Are Personal Loans the New Credit Cards?

In the wake of the recession, America seems to have partially kicked its addiction to credit card debt. According to the Federal Reserve’s quarterly consumer credit report, American consumers have seen a massive net reduction in their holdings of revolving debt, a category comprised almost entirely of outstanding credit card balances. After reaching $1.01 trillion in 2008, the amount of revolving debt has now fallen to roughly $865 billion.

Have Americans resolved to stop spending money they don’t have? Not quite. While this new-found responsibility is at least somewhat attributable to economic uncertainty, it’s worth noting that we’ve also been borrowing more through other channels. Even as revolving debt was falling by $145 billion, nonrevolving debt — that is, loans with fixed terms and amounts — grew by $175 billion over the same period.
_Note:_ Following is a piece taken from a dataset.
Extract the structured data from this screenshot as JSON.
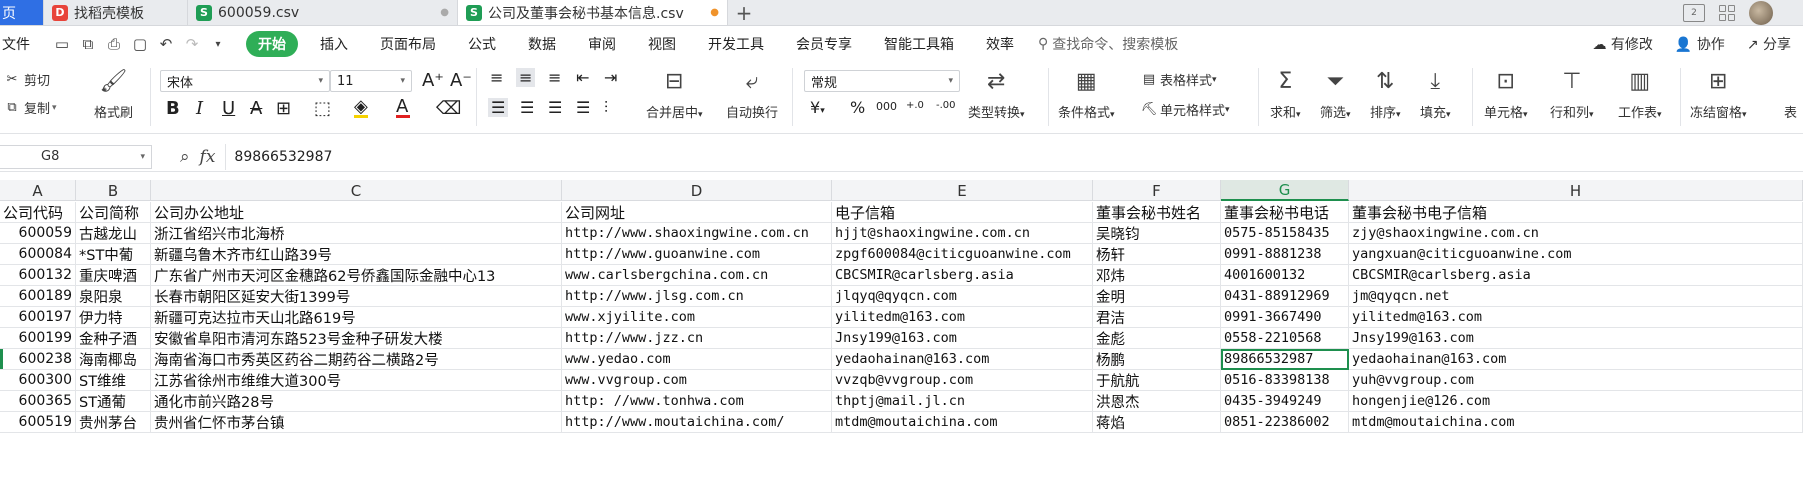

And one particular type of loan seems to be on the rise: Personal unsecured loans. Unlike home equity loans, these small loans (some lenders will let you borrow as little as a few thousand dollars) aren’t secured by any of the borrower’s property, and as such are offered mainly to prime borrowers. They also tend to have higher rates, usually in the 10%-20% range depending on your credit score.

How popular are they becoming? Wells Fargo, for instance, says that new originations of personal loans and lines of credit have doubled in the last year. And we’re also seeing more non-bank institutions offering the products.